2 January Term, 2018

relief, (2) Judge Langer had a legal duty to provide it, and (3) Henley lacks an adequate remedy in the ordinary course of the law. State ex rel. Marsh v. Tibbals, 149 Ohio St.3d 656, 2017-Ohio-829, 77 N.E.3d 909, ¶ 24. {¶ 6} In accord with our decision in State ex rel. Daniels v. Russo, __ Ohio St.3d __, 2018-Ohio-5194, __ N.E.3d __, which we also release today, we hold that the entry denying Henley’s motion for a new sentencing order was a final, appealable order pursuant to R.C. 2505.02(B)(1). Because Henley had an adequate remedy in the ordinary course of the law, he is not entitled to relief in mandamus. State ex rel. Bradford v. Dinkelacker, 146 Ohio St.3d 219, 2016-Ohio-2916, 54 N.E.3d 1216, ¶ 6. Judgment affirmed. O’CONNOR, C.J., and O’DONNELL, FRENCH, FISCHER, and DEGENARO, JJ., concur. KENNEDY, J., concurs in judgment only, with an opinion joined by DEWINE, J. _________________ KENNEDY, J., concurring in judgment only. {¶ 7} Because the allegations of appellant Brian D. Henley’s complaint, taken as true, fail to state a claim upon which relief may be granted, because he had an adequate remedy in the ordinary course of the law, and because his claims are barred by res judicata, I concur only in the court’s judgment affirming the Second District Court of Appeals’ judgment dismissing this mandamus action. Facts and Procedural History {¶ 8} In 2004, a jury found Henley guilty of four counts of rape, two counts of felonious assault, and one count each of kidnapping and attempted felonious assault, and the trial court sentenced him to an aggregate prison term of 22 years. State v. Henley, 2d Dist. Montgomery No. 20789, 2005-Ohio-6142, ¶ 18. His convictions and sentence were affirmed on direct appeal. Id. at ¶ 75.

3 SUPREME COURT OF OHIO

{¶ 9} In August 2017, Henley moved the trial court for a revised sentencing entry; he admits in his brief to this court that he sought the entry of a final, appealable order that complies with Crim.R. 32(C) as construed by State v. Baker, 119 Ohio St.3d 197, 2008-Ohio-3330, 893 N.E.2d 163. According to the docket in his criminal case, the trial court denied the motion for a revised sentencing entry on August 18, 2017. Henley did not appeal. {¶ 10} Rather, in October 2017, Henley filed a complaint for a writ of mandamus in the Second District Court of Appeals, seeking to compel appellee, Montgomery County Court of Common Pleas Judge Dennis J. Langer, to issue a sentencing entry that complied with Crim.R. 32(C) as construed by Baker, which states that “[o]nly one document can constitute a final appealable order,” id. at ¶ 17. Henley alleged that in addition to the sentencing entry, the trial court had issued three other documents: “FINDINGS IN SUPPORT OF CONSECUTIVE SENTENCES,” “FINDINGS IN SUPPORT OF MAXIMUM SENTENCE,” and “FINDINGS IN SUPPORT OF GREATER THAN MINIMUM SENTENCE.” (Capitalization sic.) He claimed that because the trial court had used a “total [of] 4 documents * * * to constitute its sentencing order,” his original sentencing entry was not a final, appealable order.

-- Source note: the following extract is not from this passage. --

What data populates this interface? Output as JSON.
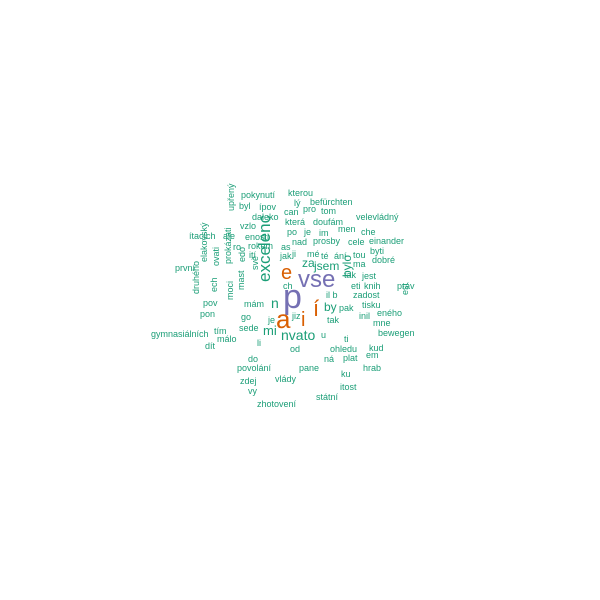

Judge Langer did not respond to the mandamus complaint. {¶ 11} The court of appeals ordered Henley to show cause why his complaint should not be dismissed, noting that the trial court had denied his motion for a revised sentencing entry and that Henley could have appealed from that denial. Henley responded that he could not have appealed from the denial of the motion because the trial court had never entered a final, appealable order. The court of appeals dismissed the complaint, holding that Henley had an adequate remedy in the form of an appeal from the trial court’s denial of his motion, precluding the requested writ. {¶ 12} Henley appealed to this court as of right.

4 January Term, 2018

Failure to State a Claim for Relief {¶ 13} The court of appeals may dismiss a mandamus action for failure to state a claim upon which relief may be granted “if, after all factual allegations of the complaint are presumed true and all reasonable inferences are made in the relator’s favor, it appears beyond doubt that he can prove no set of facts entitling him to the requested writ of mandamus.” State ex rel. Russell v.